Dinin traversa plus de la moitié de l’agglomération pour gagner une caverne secrète, Griffegorge. La vaste grotte avait pour point de départ la paroi nord-ouest de Menzoberranzan. Jarlaxle, le chef de Bregan D’aerthe, patientait dans une des nombreuses alvéoles.
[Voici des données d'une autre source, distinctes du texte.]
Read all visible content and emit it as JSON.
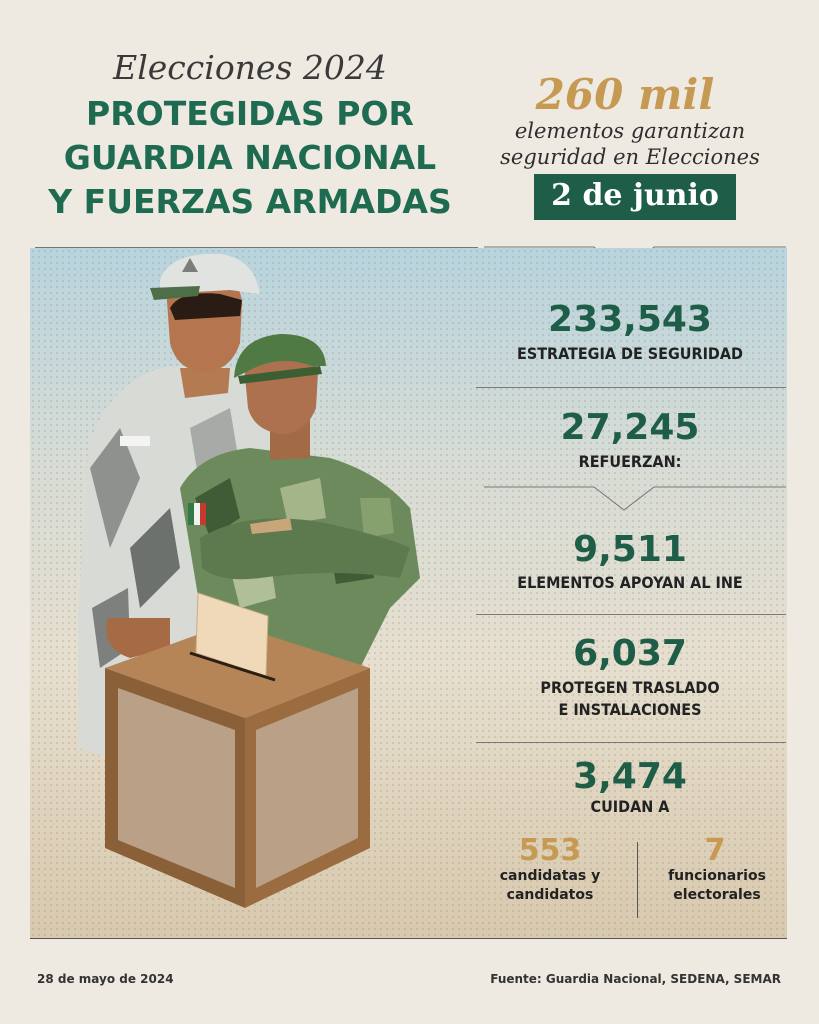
{
  "header": {
    "subtitle": "Elecciones 2024",
    "title_lines": [
      "PROTEGIDAS POR",
      "GUARDIA NACIONAL",
      "Y FUERZAS ARMADAS"
    ]
  },
  "summary": {
    "number": "260 mil",
    "text_lines": [
      "elementos garantizan",
      "seguridad en Elecciones"
    ],
    "date": "2 de junio"
  },
  "stats": [
    {
      "number": "233,543",
      "label_lines": [
        "ESTRATEGIA DE SEGURIDAD"
      ]
    },
    {
      "number": "27,245",
      "label_lines": [
        "REFUERZAN:"
      ]
    },
    {
      "number": "9,511",
      "label_lines": [
        "ELEMENTOS APOYAN AL INE"
      ]
    },
    {
      "number": "6,037",
      "label_lines": [
        "PROTEGEN TRASLADO",
        "E INSTALACIONES"
      ]
    },
    {
      "number": "3,474",
      "label_lines": [
        "CUIDAN A"
      ]
    }
  ],
  "sub_stats": [
    {
      "number": "553",
      "label_lines": [
        "candidatas y",
        "candidatos"
      ]
    },
    {
      "number": "7",
      "label_lines": [
        "funcionarios",
        "electorales"
      ]
    }
  ],
  "footer": {
    "date": "28 de mayo de 2024",
    "source": "Fuente: Guardia Nacional, SEDENA, SEMAR"
  },
  "colors": {
    "green": "#1e5e48",
    "gold": "#c79a54",
    "background": "#eeeae2"
  }
}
Coupant par le centre-ville, le guerrier longea Narbondel et plus d’une centaine de stalagmites évidées, foyers d’une multitude de lignées. Leurs sculptures et leurs gargouilles luisaient de mille feux féeriques. Le long des murs ou des ponts reliant les stalactites, des gardes circonspects, carreaux d’arbalète et javelines empoisonnées au poing, étudièrent l’étranger.

C’était ainsi à Menzoberranzan : être toujours méfiant, toujours sur le qui-vive.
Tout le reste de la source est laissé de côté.